A co-chair of the Conservative Party has alleged that Elon Musk is attempting to 'purchase' Reform UK.


A co-chair of the Conservative Party has accused Elon Musk of attempting to "buy" Reform UK following reports the tech tycoon is planning to gift Nigel Farage's party $100m (£78m).

In a recording of a video call with Tory activists heard by Sky News, Lord Johnson of Lainston said it was "extraordinary" that Mr Musk, the owner of X and Tesla and the world's richest man, was "basically buying one of the political parties here".

He said Nigel Farage, the Reform leader, should "be frankly embarrassed about that", saying he risked becoming a "puppet of a foreign politician" if he accepted any donations from Mr Musk.
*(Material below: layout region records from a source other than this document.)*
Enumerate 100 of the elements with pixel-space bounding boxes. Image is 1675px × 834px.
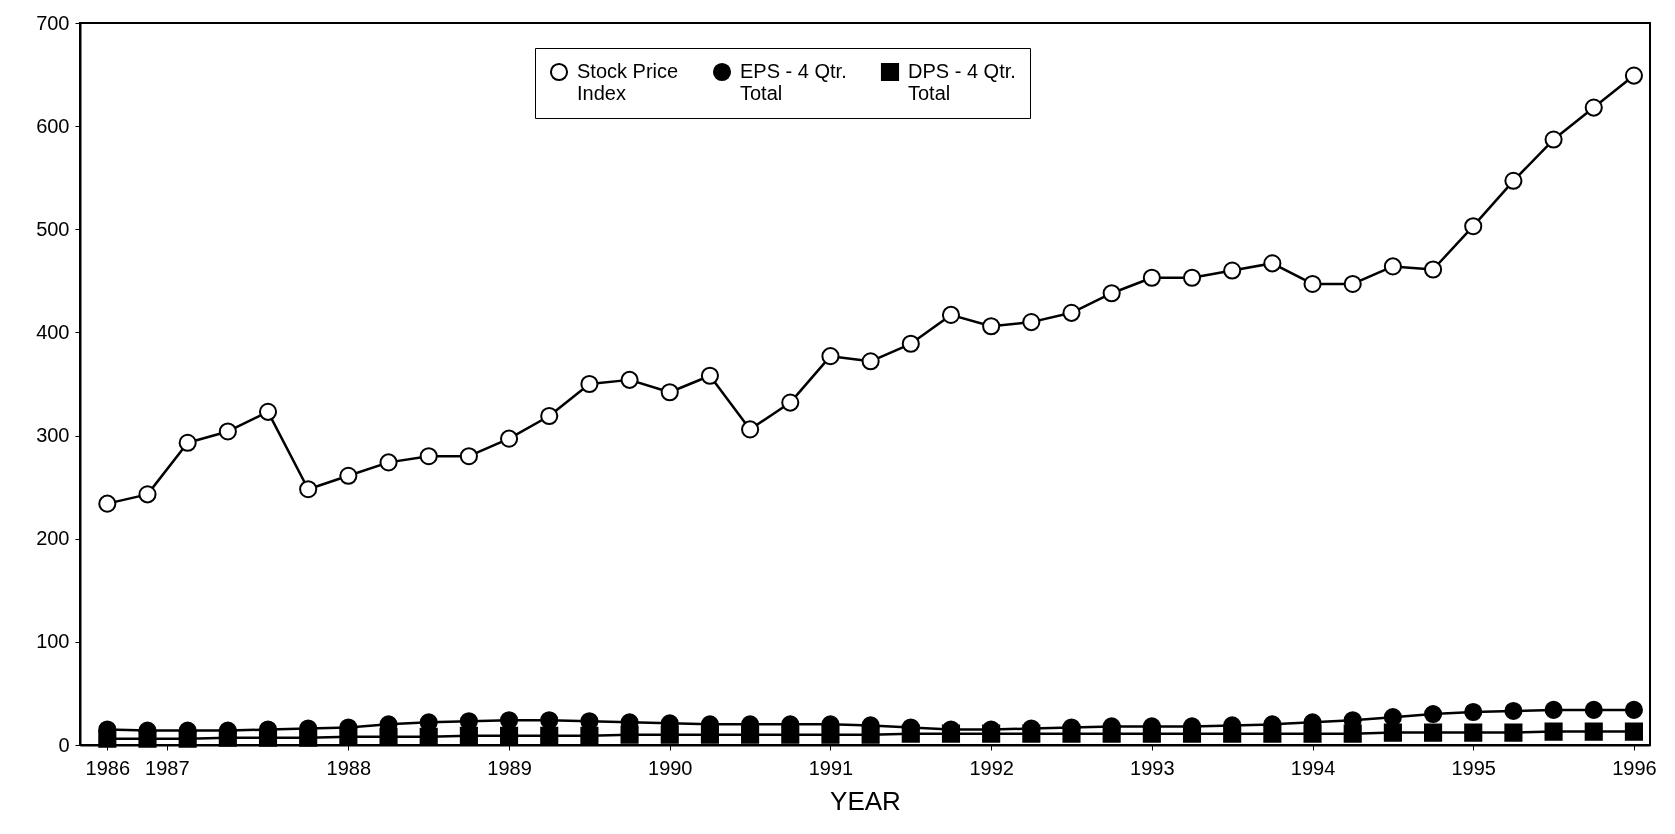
point	[1584, 98, 1603, 117]
point	[459, 726, 478, 745]
point	[1383, 723, 1402, 742]
x-tick-label: 1988	[326, 756, 372, 779]
x-tick-label: 1989	[487, 756, 532, 779]
point	[861, 725, 880, 744]
point	[138, 485, 157, 504]
point	[1464, 702, 1483, 722]
point	[1062, 303, 1081, 322]
point	[1142, 724, 1161, 743]
point	[1624, 66, 1643, 85]
legend-label: EPS - 4 Qtr. Total	[740, 60, 847, 104]
x-axis-title: YEAR	[830, 785, 901, 816]
x-tick-label: 1990	[648, 756, 693, 779]
point	[941, 724, 961, 743]
point	[941, 305, 961, 324]
point	[1584, 722, 1603, 741]
point	[1424, 723, 1443, 742]
point	[258, 402, 278, 421]
point	[1102, 724, 1121, 743]
point	[379, 727, 398, 746]
point	[580, 374, 599, 394]
point	[1424, 260, 1443, 279]
point	[620, 725, 639, 744]
point	[500, 726, 519, 745]
y-tick-label: 500	[36, 217, 70, 240]
point	[1182, 724, 1202, 743]
point	[419, 447, 438, 466]
point	[98, 729, 117, 748]
y-tick-label: 100	[36, 630, 70, 653]
point	[218, 422, 237, 441]
point	[500, 429, 519, 448]
point	[660, 383, 679, 402]
point	[1303, 724, 1322, 743]
point	[339, 727, 358, 746]
y-tick-label: 300	[36, 424, 70, 447]
point	[1504, 171, 1523, 190]
point	[1223, 724, 1242, 743]
point	[660, 725, 679, 744]
point	[540, 406, 559, 426]
point	[339, 466, 358, 485]
point	[982, 724, 1001, 743]
y-tick-label: 200	[36, 527, 70, 550]
point	[218, 728, 237, 747]
point	[700, 725, 719, 744]
point	[459, 447, 478, 466]
point	[138, 729, 157, 748]
point	[419, 727, 438, 746]
point	[1504, 723, 1523, 742]
point	[178, 433, 197, 452]
point	[299, 480, 318, 499]
point	[1182, 268, 1202, 287]
point	[700, 366, 719, 385]
point	[299, 728, 318, 747]
point	[620, 370, 639, 389]
x-tick-label: 1995	[1451, 756, 1496, 779]
point	[1022, 724, 1041, 743]
point	[901, 724, 920, 743]
point	[379, 453, 398, 472]
point	[178, 729, 197, 748]
point	[1343, 724, 1362, 743]
point	[98, 494, 117, 513]
point	[1424, 705, 1443, 724]
legend-label: DPS - 4 Qtr. Total	[908, 60, 1016, 104]
point	[1464, 723, 1483, 742]
point	[1544, 722, 1563, 741]
point	[258, 728, 278, 747]
point	[1142, 268, 1161, 287]
point	[540, 726, 559, 745]
x-tick-label: 1996	[1612, 756, 1657, 779]
y-tick-label: 0	[58, 733, 70, 756]
point	[1223, 261, 1242, 280]
point	[901, 334, 920, 353]
point	[1263, 724, 1282, 743]
point	[1584, 700, 1603, 719]
x-tick-label: 1994	[1290, 756, 1336, 779]
point	[1022, 313, 1041, 332]
point	[1544, 700, 1563, 719]
point	[1624, 700, 1643, 719]
x-tick-label: 1992	[969, 756, 1014, 779]
point	[781, 393, 800, 412]
x-tick-label: 1986	[85, 756, 131, 779]
point	[1263, 254, 1282, 273]
point	[1624, 722, 1643, 741]
point	[1504, 701, 1523, 721]
point	[580, 726, 599, 745]
point	[1383, 257, 1402, 276]
point	[982, 317, 1001, 336]
y-tick-label: 400	[36, 320, 70, 343]
x-tick-label: 1993	[1130, 756, 1175, 779]
y-tick-label: 600	[36, 114, 70, 137]
point	[741, 420, 760, 439]
point	[1102, 284, 1121, 303]
point	[741, 725, 760, 744]
point	[1464, 217, 1483, 236]
point	[1544, 130, 1563, 149]
legend-label: Stock Price Index	[577, 60, 679, 104]
point	[861, 352, 880, 371]
point	[821, 347, 840, 366]
point	[781, 725, 800, 744]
Lord Johnson's comments, which were made during a video call with Conservatives Abroad earlier this week, coincide with Kemi Badenoch's trip to the US, where she hopes to build ties with the Republican Party ahead of Donald Trump's inauguration.

The Tory leader is set to hold meetings with Republicans on Capitol Hill, but it is unclear whether she will meet with president-elect Trump or his top advisers.

The reports about Mr Musk's potential donation to Reform first emerged in The Times. The newspaper said Tory officials were concerned Mr Musk was preparing to give £78m to Mr Farage - an ally of Mr Trump - as a "f*** you Starmer payment".

The newspaper reported that if Mr Musk does decide to make the donation, he would do so through the British arm of his social media firm X, formerly Twitter, to circumvent UK rules that prevent foreign donations to a political party.

Mr Farage has dismissed suggestions he had received any donations from Mr Musk, telling BBC Radio 4's PM this week that he had discussed "nothing of the kind" with the tech billionaire.

The Reform leader said that while he was a "huge admirer of Elon Musk", who will co-lead a new department of government efficiency when Mr Trump assumes office, he had "never solicited a donation from him, and one has never been offered".

However, he did indicate Reform would be willing to accept money if Mr Musk decided to offer it, saying: "Would I accept money, given that we're up against two big parties who are very heavily funded, and we scrape by mostly on our burgeoning membership fees? Yes, of course, I'd accept money."

Lord Johnson, who was appointed co-chair of the Conservatives alongside Nigel Huddleston after the election, said he found it "bizarre for the party that purports to be the party of Great Britain...to be willing to become the puppet of a foreign politician".

"It's completely extraordinary that Elon Musk is basically buying one of the political parties here," he continued.

"I would have thought Nigel Farage should be frankly embarrassed about that and it will backfire significantly on them in terms of their core voter base, their ambitions and how they manage their affairs - so I think this is extremely bad for Farage to become a boy puppet of Elon Musk; it's just something I'm quite baffled by."